Il nous faut un projet

Le socialisme, historiquement — je ne parle pas du parti du même nom et de ce qu’il en advint — le socialisme donc, malgré son horizon émancipateur, n’a pas su intégrer la dimension finie des ressources naturelles et notre interdépendance avec les écosystèmes dans lesquels nous vivons. Les mouvements de l’écologie ont quant à eux trop souvent sombré dans l’environnementalisme en négligeant la dimension systémique et radicale du problème : les solutions à l’urgence écologique ne résident pas dans des mécanismes de compensation carbone ou dans la création de zones préservées. Il s’agit avant tout de chercher ses causes profondes dans les fondements mêmes du système économique capitaliste si on souhaite réellement y remédier. Il nous faut donc redéfinir le projet progressiste de gauche, en y intégrant la réappropriation citoyenne de la politique et la préservation des écosystèmes. Non pas en faisant table rase de ce qui nous a précédé, mais en s’inspirant ce qui s’est fait de meilleur dans les différents courants de luttes et de pensée, tout en tirant les leçons du passé.
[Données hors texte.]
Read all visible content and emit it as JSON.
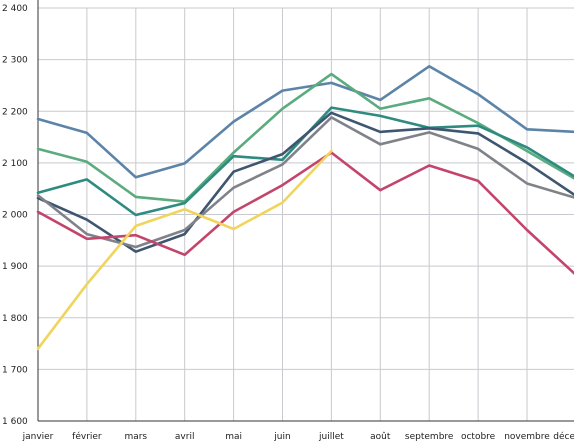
{
  "chart_data": {
    "type": "line",
    "categories": [
      "janvier",
      "février",
      "mars",
      "avril",
      "mai",
      "juin",
      "juillet",
      "août",
      "septembre",
      "octobre",
      "novembre",
      "décembre"
    ],
    "y_ticks": [
      "1 600",
      "1 700",
      "1 800",
      "1 900",
      "2 000",
      "2 100",
      "2 200",
      "2 300",
      "2 400"
    ],
    "ylim": [
      1600,
      2400
    ],
    "grid": true,
    "series": [
      {
        "color": "#5b84a8",
        "values": [
          2185,
          2158,
          2072,
          2099,
          2180,
          2240,
          2255,
          2222,
          2287,
          2233,
          2165,
          2160
        ]
      },
      {
        "color": "#5aab7d",
        "values": [
          2127,
          2102,
          2034,
          2025,
          2120,
          2205,
          2272,
          2205,
          2225,
          2177,
          2123,
          2068
        ]
      },
      {
        "color": "#2e8b80",
        "values": [
          2042,
          2068,
          1999,
          2022,
          2113,
          2106,
          2207,
          2191,
          2168,
          2172,
          2130,
          2072
        ]
      },
      {
        "color": "#3e566f",
        "values": [
          2032,
          1990,
          1928,
          1962,
          2083,
          2117,
          2197,
          2160,
          2167,
          2157,
          2100,
          2036
        ]
      },
      {
        "color": "#7f8288",
        "values": [
          2037,
          1962,
          1937,
          1970,
          2052,
          2097,
          2188,
          2136,
          2159,
          2127,
          2060,
          2032
        ]
      },
      {
        "color": "#c4456b",
        "values": [
          2005,
          1953,
          1960,
          1922,
          2005,
          2057,
          2120,
          2047,
          2095,
          2065,
          1970,
          1883
        ]
      },
      {
        "color": "#f0d55c",
        "values": [
          1740,
          1865,
          1978,
          2010,
          1972,
          2023,
          2123,
          null,
          null,
          null,
          null,
          null
        ]
      }
    ]
  }
}
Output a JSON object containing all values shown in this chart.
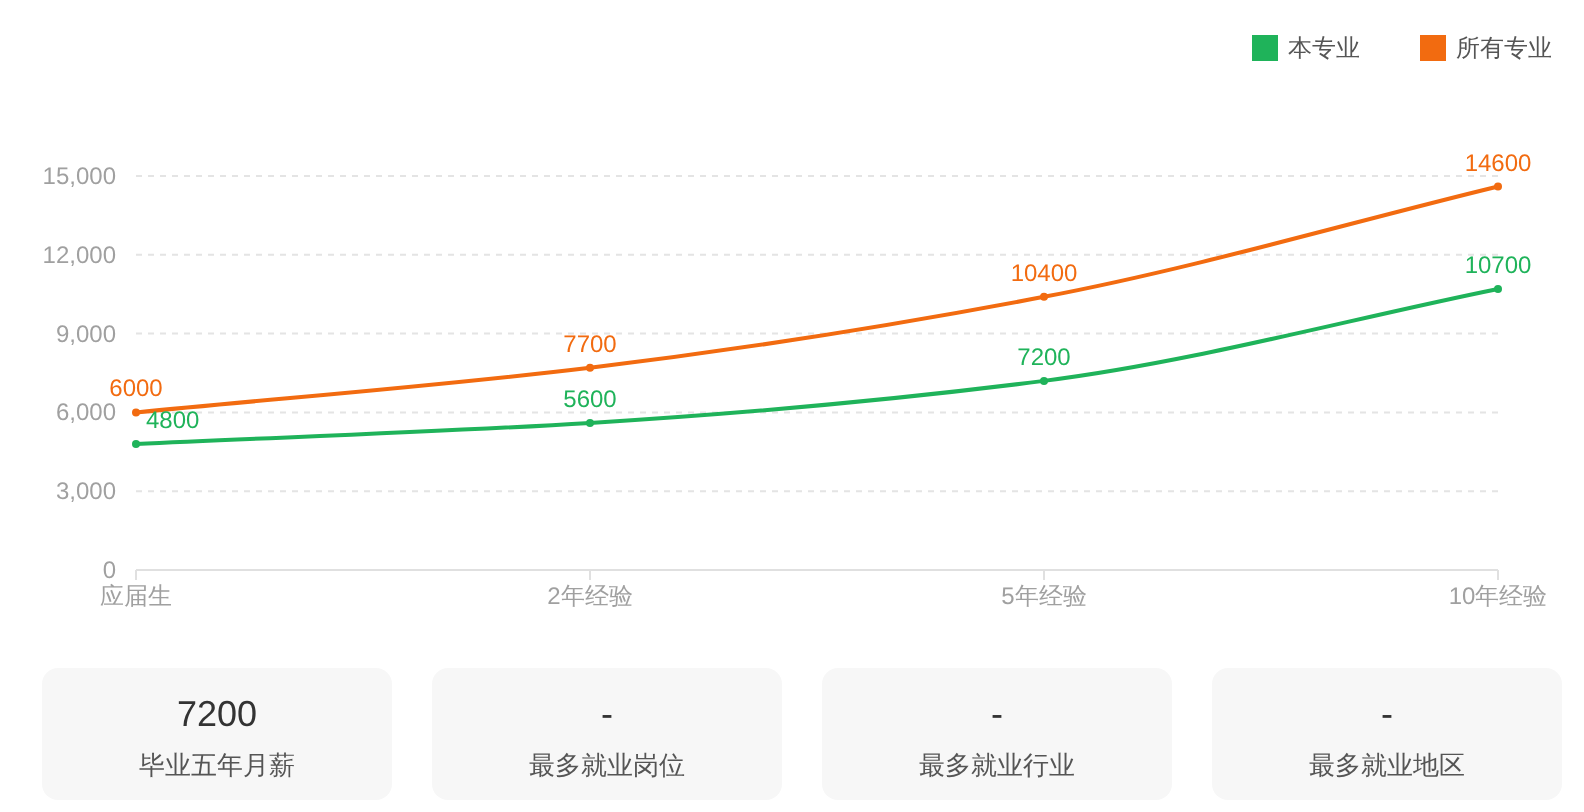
{
  "chart_data": {
    "type": "line",
    "categories": [
      "应届生",
      "2年经验",
      "5年经验",
      "10年经验"
    ],
    "series": [
      {
        "name": "本专业",
        "color": "#1fb35a",
        "values": [
          4800,
          5600,
          7200,
          10700
        ]
      },
      {
        "name": "所有专业",
        "color": "#f26b10",
        "values": [
          6000,
          7700,
          10400,
          14600
        ]
      }
    ],
    "ylim": [
      0,
      15000
    ],
    "yticks": [
      0,
      {
        "value": 3000,
        "label": "3,000"
      },
      {
        "value": 6000,
        "label": "6,000"
      },
      {
        "value": 9000,
        "label": "9,000"
      },
      {
        "value": 12000,
        "label": "12,000"
      },
      {
        "value": 15000,
        "label": "15,000"
      }
    ],
    "grid": "y",
    "legend": "top right",
    "data_labels": true,
    "marker": "circle",
    "line_style": "solid",
    "annotations": [
      "7200",
      "毕业五年月薪",
      "-",
      "最多就业岗位",
      "-",
      "最多就业行业",
      "-",
      "最多就业地区"
    ]
  }
}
Le projet écosocialiste tente de réaliser cette synthèse de Karl Marx, André Gorz et Jean Jaurès, pour rompre avec les schémas traditionnels et remettre l’économie au service des besoins, produire autrement et se munir de nouveaux indicateurs en redéfinissant la richesse. Il peut servir d’appui pour soutenir la convergence de toutes celles et ceux qui luttent, résistent et inventent déjà le monde de demain.

Sans attendre, et au nom de la dignité du présent, il nous appartient de mener la bataille de l’hégémonie culturelle, comme la désignait Antonio Gramsci, pour s’affranchir des dogmatismes en tout genre et des tutelles qu’on ne s’est pas choisis. Pour cela, tous les lieux où s’aiguise l’esprit critique du citoyen doivent être défendus, de même que toutes les initiatives permettant de nous assurer que le système institutionnel lui fournit les moyens de rendre un avis éclairé et que celui-ci soit sollicité, entendu et respecté.